Impressive start by Inverurie choir (Review by Alan Cooper P & J)
The recently-established Inverurie Choral Society gave their first annual concert in the Inverurie Academy hall on Saturday night.  It was an impressive start, although the choir really do need a few more tenors and basses for a satisfactory balance, and consequently there were one or two threadbare patches in the choral texture.  Conductor John Hearne pulled off something of a coup by getting Aberdeen Sinfonietta as the support orchestra.  Their performance of Honegger's Pastorale d'Ete was ravishing.  Baritone Gordon Jack proved his worth as guest soloist with a delightful selection of English songs on which he was accompanied by Christine Bremner.  Choir, orchestra and soloist opened the concert with Holst's Psalm 86, but the most captivating performances were the two larger items, the first of which was by John Hearne himself.  Summer Nights in the Fjords is a setting for chorus, soloist and orchestra of four Icelandic folk songs.  The orchestral writing was full of magical touches and the entire work painted a vision of the land of sparkling waters and midnight sun to perfection.  Elgar's Scenes from the Bavarian Highlands also featured John Hearne's skills as an orchestral colourist in his new arrangement for wind quintet and strings.  That work had the best moments of choral singing, too, as the choir really grabbed hold of Elgar's joyful melodies.
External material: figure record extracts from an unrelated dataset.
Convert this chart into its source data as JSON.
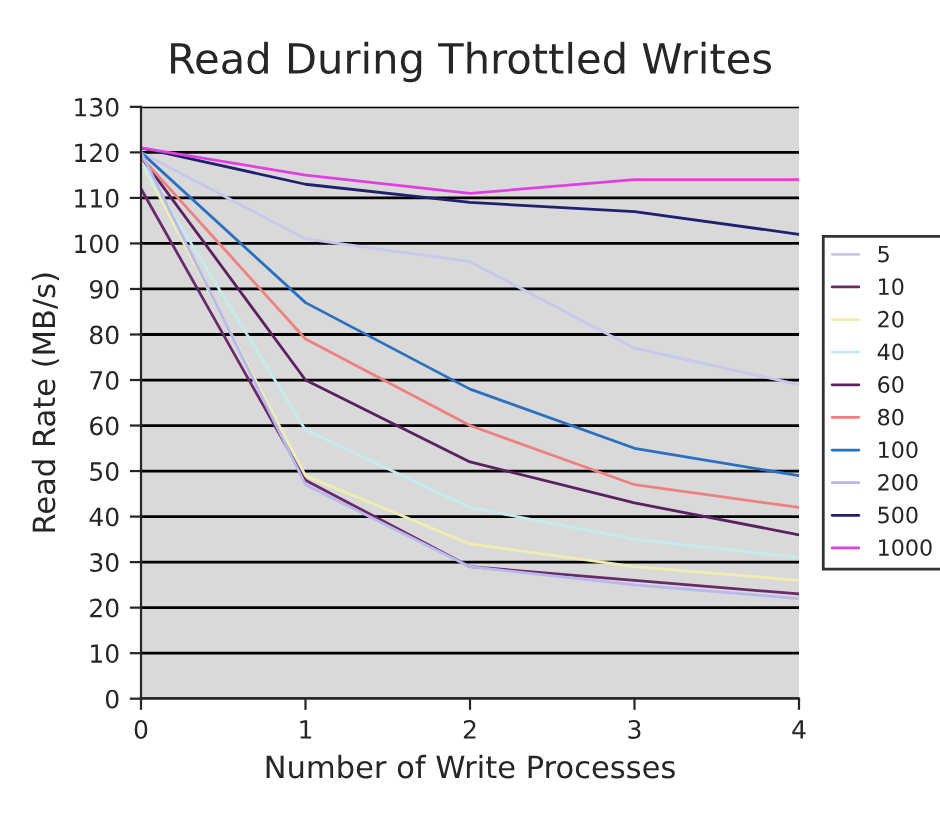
{
  "chart_data": {
    "type": "line",
    "title": "Read During Throttled Writes",
    "xlabel": "Number of Write Processes",
    "ylabel": "Read Rate (MB/s)",
    "x": [
      0,
      1,
      2,
      3,
      4
    ],
    "xlim": [
      0,
      4
    ],
    "xticks": [
      0,
      1,
      2,
      3,
      4
    ],
    "ylim": [
      0,
      130
    ],
    "yticks": [
      0,
      10,
      20,
      30,
      40,
      50,
      60,
      70,
      80,
      90,
      100,
      110,
      120,
      130
    ],
    "grid": "y",
    "legend": "right",
    "marker": "none",
    "line_style": "solid",
    "series": [
      {
        "name": "5",
        "color": "#c8c8ee",
        "values": [
          120,
          101,
          96,
          77,
          69
        ]
      },
      {
        "name": "10",
        "color": "#6a2a6a",
        "values": [
          112,
          48,
          29,
          26,
          23
        ]
      },
      {
        "name": "20",
        "color": "#eeeeb0",
        "values": [
          118,
          49,
          34,
          29,
          26
        ]
      },
      {
        "name": "40",
        "color": "#c4ecec",
        "values": [
          118,
          59,
          42,
          35,
          31
        ]
      },
      {
        "name": "60",
        "color": "#5a2060",
        "values": [
          119,
          70,
          52,
          43,
          36
        ]
      },
      {
        "name": "80",
        "color": "#ee8080",
        "values": [
          119,
          79,
          60,
          47,
          42
        ]
      },
      {
        "name": "100",
        "color": "#2a70c0",
        "values": [
          120,
          87,
          68,
          55,
          49
        ]
      },
      {
        "name": "200",
        "color": "#b8b8ec",
        "values": [
          120,
          47,
          29,
          25,
          22
        ]
      },
      {
        "name": "500",
        "color": "#202070",
        "values": [
          121,
          113,
          109,
          107,
          102
        ]
      },
      {
        "name": "1000",
        "color": "#e040e0",
        "values": [
          121,
          115,
          111,
          114,
          114
        ]
      }
    ]
  }
}
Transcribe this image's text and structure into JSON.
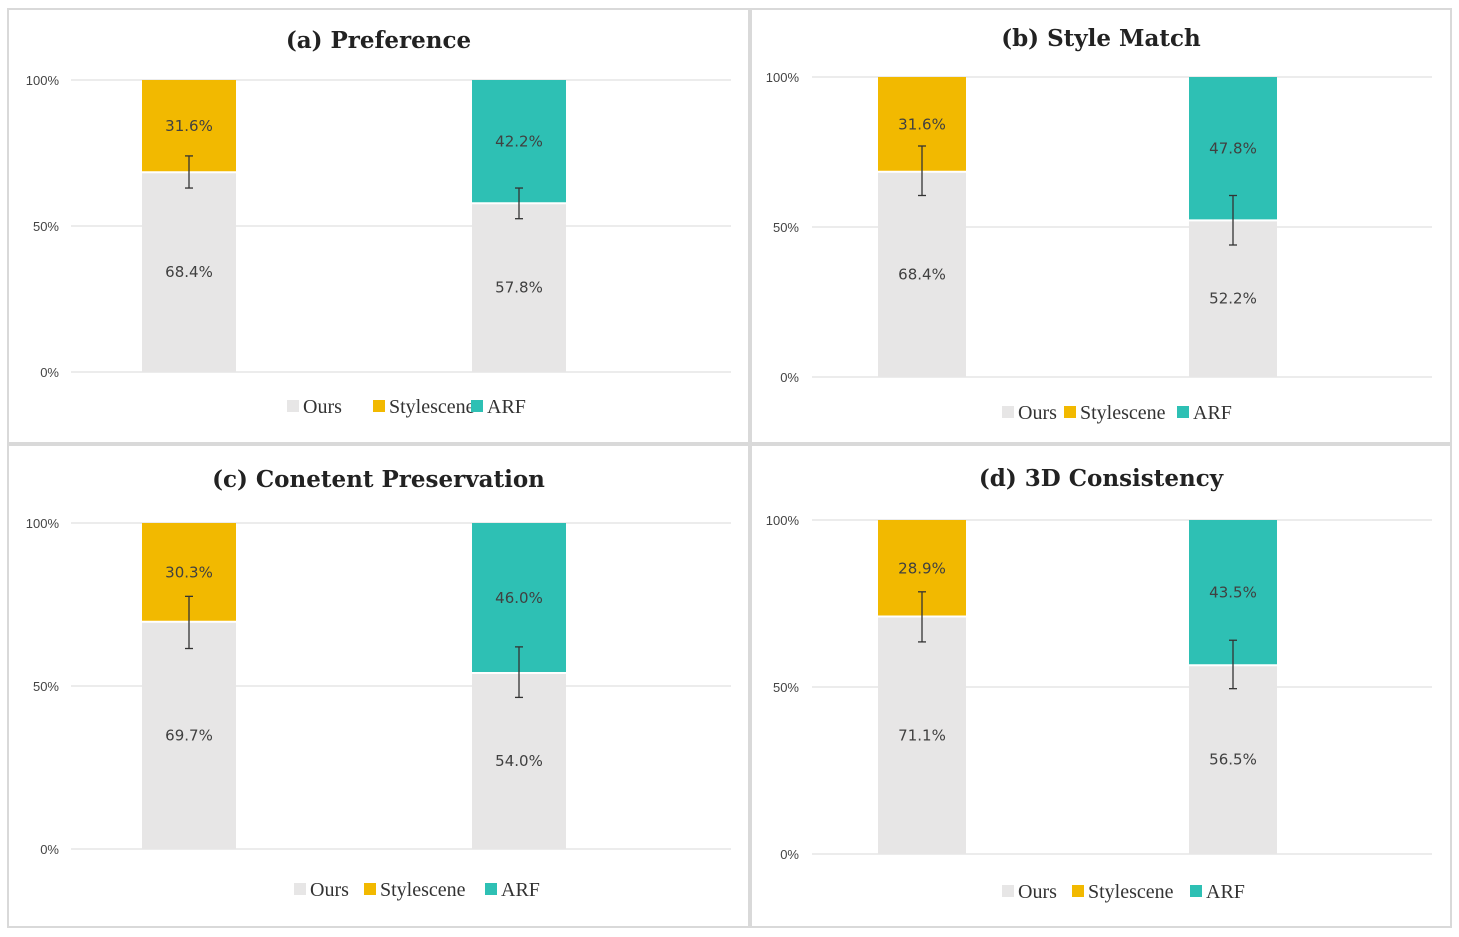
{
  "colors": {
    "ours": "#e7e6e6",
    "stylescene": "#f2b900",
    "arf": "#2ec0b4",
    "grid": "#d9d9d9",
    "errorbar": "#333333"
  },
  "legend": [
    "Ours",
    "Stylescene",
    "ARF"
  ],
  "chart_data": [
    {
      "id": "a",
      "type": "bar",
      "stacked": true,
      "title": "(a) Preference",
      "yticks": [
        "0%",
        "50%",
        "100%"
      ],
      "ylim": [
        0,
        100
      ],
      "bars": [
        {
          "segments": [
            {
              "series": "Ours",
              "value": 68.4,
              "label": "68.4%"
            },
            {
              "series": "Stylescene",
              "value": 31.6,
              "label": "31.6%"
            }
          ],
          "error": [
            63,
            74
          ]
        },
        {
          "segments": [
            {
              "series": "Ours",
              "value": 57.8,
              "label": "57.8%"
            },
            {
              "series": "ARF",
              "value": 42.2,
              "label": "42.2%"
            }
          ],
          "error": [
            52.5,
            63
          ]
        }
      ]
    },
    {
      "id": "b",
      "type": "bar",
      "stacked": true,
      "title": "(b) Style Match",
      "yticks": [
        "0%",
        "50%",
        "100%"
      ],
      "ylim": [
        0,
        100
      ],
      "bars": [
        {
          "segments": [
            {
              "series": "Ours",
              "value": 68.4,
              "label": "68.4%"
            },
            {
              "series": "Stylescene",
              "value": 31.6,
              "label": "31.6%"
            }
          ],
          "error": [
            60.5,
            77
          ]
        },
        {
          "segments": [
            {
              "series": "Ours",
              "value": 52.2,
              "label": "52.2%"
            },
            {
              "series": "ARF",
              "value": 47.8,
              "label": "47.8%"
            }
          ],
          "error": [
            44,
            60.5
          ]
        }
      ]
    },
    {
      "id": "c",
      "type": "bar",
      "stacked": true,
      "title": "(c) Conetent Preservation",
      "yticks": [
        "0%",
        "50%",
        "100%"
      ],
      "ylim": [
        0,
        100
      ],
      "bars": [
        {
          "segments": [
            {
              "series": "Ours",
              "value": 69.7,
              "label": "69.7%"
            },
            {
              "series": "Stylescene",
              "value": 30.3,
              "label": "30.3%"
            }
          ],
          "error": [
            61.5,
            77.5
          ]
        },
        {
          "segments": [
            {
              "series": "Ours",
              "value": 54.0,
              "label": "54.0%"
            },
            {
              "series": "ARF",
              "value": 46.0,
              "label": "46.0%"
            }
          ],
          "error": [
            46.5,
            62
          ]
        }
      ]
    },
    {
      "id": "d",
      "type": "bar",
      "stacked": true,
      "title": "(d) 3D Consistency",
      "yticks": [
        "0%",
        "50%",
        "100%"
      ],
      "ylim": [
        0,
        100
      ],
      "bars": [
        {
          "segments": [
            {
              "series": "Ours",
              "value": 71.1,
              "label": "71.1%"
            },
            {
              "series": "Stylescene",
              "value": 28.9,
              "label": "28.9%"
            }
          ],
          "error": [
            63.5,
            78.5
          ]
        },
        {
          "segments": [
            {
              "series": "Ours",
              "value": 56.5,
              "label": "56.5%"
            },
            {
              "series": "ARF",
              "value": 43.5,
              "label": "43.5%"
            }
          ],
          "error": [
            49.5,
            64
          ]
        }
      ]
    }
  ]
}
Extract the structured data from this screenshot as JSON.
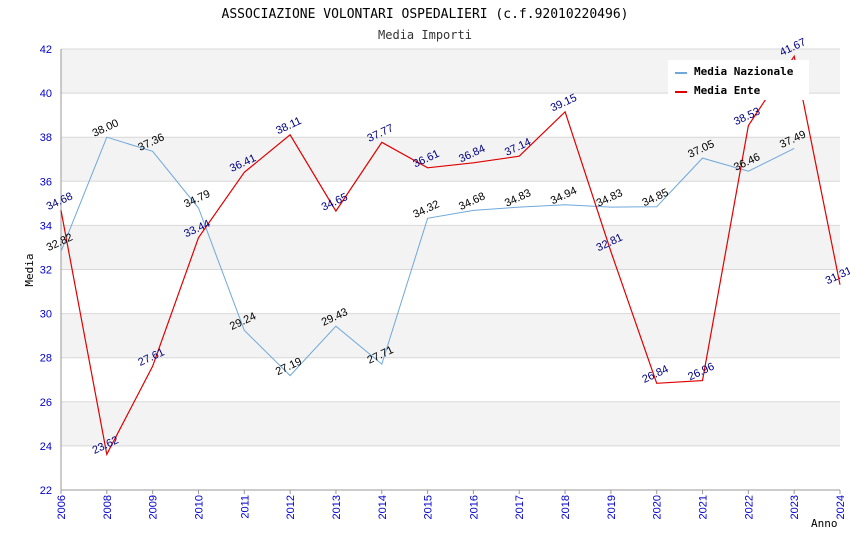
{
  "chart_data": {
    "type": "line",
    "title": "ASSOCIAZIONE VOLONTARI OSPEDALIERI (c.f.92010220496)",
    "subtitle": "Media Importi",
    "xlabel": "Anno",
    "ylabel": "Media",
    "ylim": [
      22,
      42
    ],
    "yticks": [
      "22",
      "24",
      "26",
      "28",
      "30",
      "32",
      "34",
      "36",
      "38",
      "40",
      "42"
    ],
    "categories": [
      "2006",
      "2008",
      "2009",
      "2010",
      "2011",
      "2012",
      "2013",
      "2014",
      "2015",
      "2016",
      "2017",
      "2018",
      "2019",
      "2020",
      "2021",
      "2022",
      "2023",
      "2024"
    ],
    "legend_position": "top-right",
    "series": [
      {
        "name": "Media Nazionale",
        "color": "#6fa8dc",
        "values": [
          32.82,
          38.0,
          37.36,
          34.79,
          29.24,
          27.19,
          29.43,
          27.71,
          34.32,
          34.68,
          34.83,
          34.94,
          34.83,
          34.85,
          37.05,
          36.46,
          37.49,
          null
        ],
        "labels": [
          "32.82",
          "38.00",
          "37.36",
          "34.79",
          "29.24",
          "27.19",
          "29.43",
          "27.71",
          "34.32",
          "34.68",
          "34.83",
          "34.94",
          "34.83",
          "34.85",
          "37.05",
          "36.46",
          "37.49",
          ""
        ]
      },
      {
        "name": "Media Ente",
        "color": "#e00000",
        "values": [
          34.68,
          23.62,
          27.61,
          33.44,
          36.41,
          38.11,
          34.65,
          37.77,
          36.61,
          36.84,
          37.14,
          39.15,
          32.81,
          26.84,
          26.96,
          38.53,
          41.67,
          31.31
        ],
        "labels": [
          "34.68",
          "23.62",
          "27.61",
          "33.44",
          "36.41",
          "38.11",
          "34.65",
          "37.77",
          "36.61",
          "36.84",
          "37.14",
          "39.15",
          "32.81",
          "26.84",
          "26.96",
          "38.53",
          "41.67",
          "31.31"
        ]
      }
    ]
  }
}
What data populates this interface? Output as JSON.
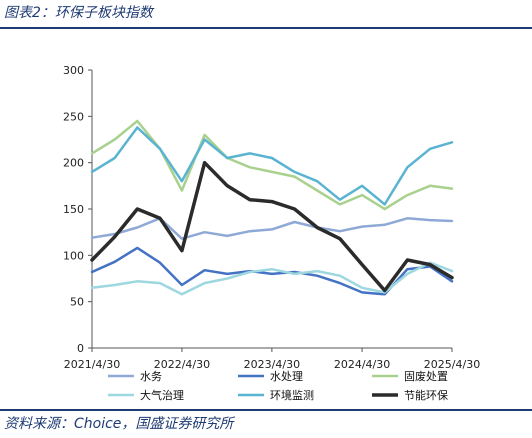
{
  "header": {
    "title": "图表2：环保子板块指数"
  },
  "footer": {
    "source": "资料来源：Choice，国盛证券研究所"
  },
  "chart_data": {
    "type": "line",
    "title": "环保子板块指数",
    "xlabel": "",
    "ylabel": "",
    "ylim": [
      0,
      300
    ],
    "yticks": [
      0,
      50,
      100,
      150,
      200,
      250,
      300
    ],
    "xrange": [
      "2021/4/30",
      "2025/4/30"
    ],
    "xticks": [
      "2021/4/30",
      "2022/4/30",
      "2023/4/30",
      "2024/4/30",
      "2025/4/30"
    ],
    "grid": false,
    "legend_position": "bottom",
    "x": [
      "2021/4/30",
      "2021/7/31",
      "2021/10/31",
      "2022/1/31",
      "2022/4/30",
      "2022/7/31",
      "2022/10/31",
      "2023/1/31",
      "2023/4/30",
      "2023/7/31",
      "2023/10/31",
      "2024/1/31",
      "2024/4/30",
      "2024/7/31",
      "2024/10/31",
      "2025/1/31",
      "2025/4/30"
    ],
    "series": [
      {
        "name": "水务",
        "color": "#8fa9d6",
        "width": 2.5,
        "values": [
          119,
          123,
          130,
          140,
          118,
          125,
          121,
          126,
          128,
          136,
          130,
          126,
          131,
          133,
          140,
          138,
          137
        ]
      },
      {
        "name": "水处理",
        "color": "#4472c4",
        "width": 2.5,
        "values": [
          82,
          93,
          108,
          92,
          68,
          84,
          80,
          83,
          80,
          82,
          78,
          70,
          60,
          58,
          85,
          88,
          72
        ]
      },
      {
        "name": "固废处置",
        "color": "#a9d18e",
        "width": 2.5,
        "values": [
          210,
          225,
          245,
          215,
          170,
          230,
          205,
          195,
          190,
          185,
          170,
          155,
          165,
          150,
          165,
          175,
          172
        ]
      },
      {
        "name": "大气治理",
        "color": "#9dd7e0",
        "width": 2.5,
        "values": [
          65,
          68,
          72,
          70,
          58,
          70,
          75,
          82,
          85,
          80,
          83,
          78,
          65,
          60,
          80,
          92,
          83
        ]
      },
      {
        "name": "环境监测",
        "color": "#5ab4d1",
        "width": 2.5,
        "values": [
          190,
          205,
          238,
          215,
          180,
          225,
          205,
          210,
          205,
          190,
          180,
          160,
          175,
          155,
          195,
          215,
          222
        ]
      },
      {
        "name": "节能环保",
        "color": "#2b2b2b",
        "width": 3.5,
        "values": [
          95,
          120,
          150,
          140,
          105,
          200,
          175,
          160,
          158,
          150,
          130,
          118,
          90,
          62,
          95,
          90,
          76
        ]
      }
    ]
  }
}
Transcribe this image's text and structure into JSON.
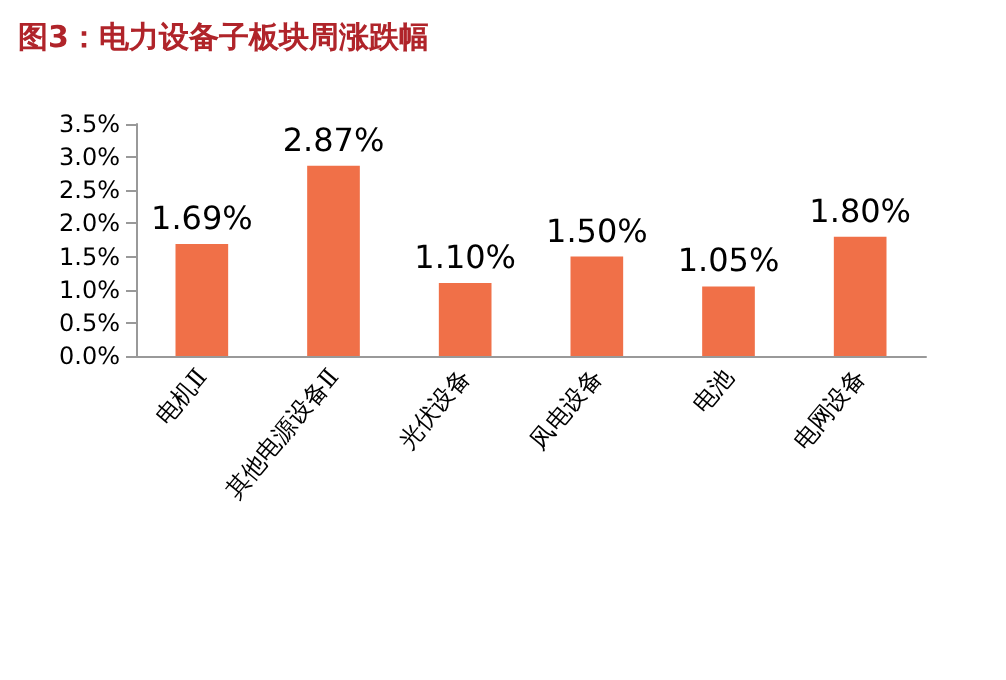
{
  "chart_data": {
    "type": "bar",
    "title": "图3：电力设备子板块周涨跌幅",
    "categories": [
      "电机Ⅱ",
      "其他电源设备Ⅱ",
      "光伏设备",
      "风电设备",
      "电池",
      "电网设备"
    ],
    "values": [
      1.69,
      2.87,
      1.1,
      1.5,
      1.05,
      1.8
    ],
    "value_labels": [
      "1.69%",
      "2.87%",
      "1.10%",
      "1.50%",
      "1.05%",
      "1.80%"
    ],
    "color": "#f07048",
    "ylim": [
      0,
      3.5
    ],
    "yticks": [
      {
        "value": 0,
        "label": "0.0%"
      },
      {
        "value": 0.5,
        "label": "0.5%"
      },
      {
        "value": 1,
        "label": "1.0%"
      },
      {
        "value": 1.5,
        "label": "1.5%"
      },
      {
        "value": 2,
        "label": "2.0%"
      },
      {
        "value": 2.5,
        "label": "2.5%"
      },
      {
        "value": 3,
        "label": "3.0%"
      },
      {
        "value": 3.5,
        "label": "3.5%"
      }
    ],
    "grid": false
  }
}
Choir strikes gold in chapel (Review by Alan Cooper P & J)
When they got Baritone Alan Watt as guest soloist for their Spring Concert in the delightfully intimate Chapel of Garioch on Saturday night, Inverurie Choral Society struck gold.  Much of their performance centered on his beautifully smooth singing, with solos like I bought Me a Cat from Three American Songs by Aaron Copland, and Lord God of Abraham from Mendelssohn's Elijah, both in different ways highlights of the performance.  With David Smith at the organ and the Choir providing richly coloured backing, Alan Watt carried the melodies of Vaughan Williams' soaring settings of George Herbert's texts warmly and confidently.  The Choral Society still needs more men, especially tenors, to achieve a completely satisfactory balance but their series of secular songs from Scotland and France were nicely drawn and the two of Grieg's Four Psalms which they performed were first class.  Conductor John Hearne included two of his own compositions, the beautiful anthem At Close of Day and The Seagull in which the sopranos sing an old Skye folk song while the rest of the chorus provide atmospheric sounds of the sea and seabirds.  It was a startling idea that worked remarkably well.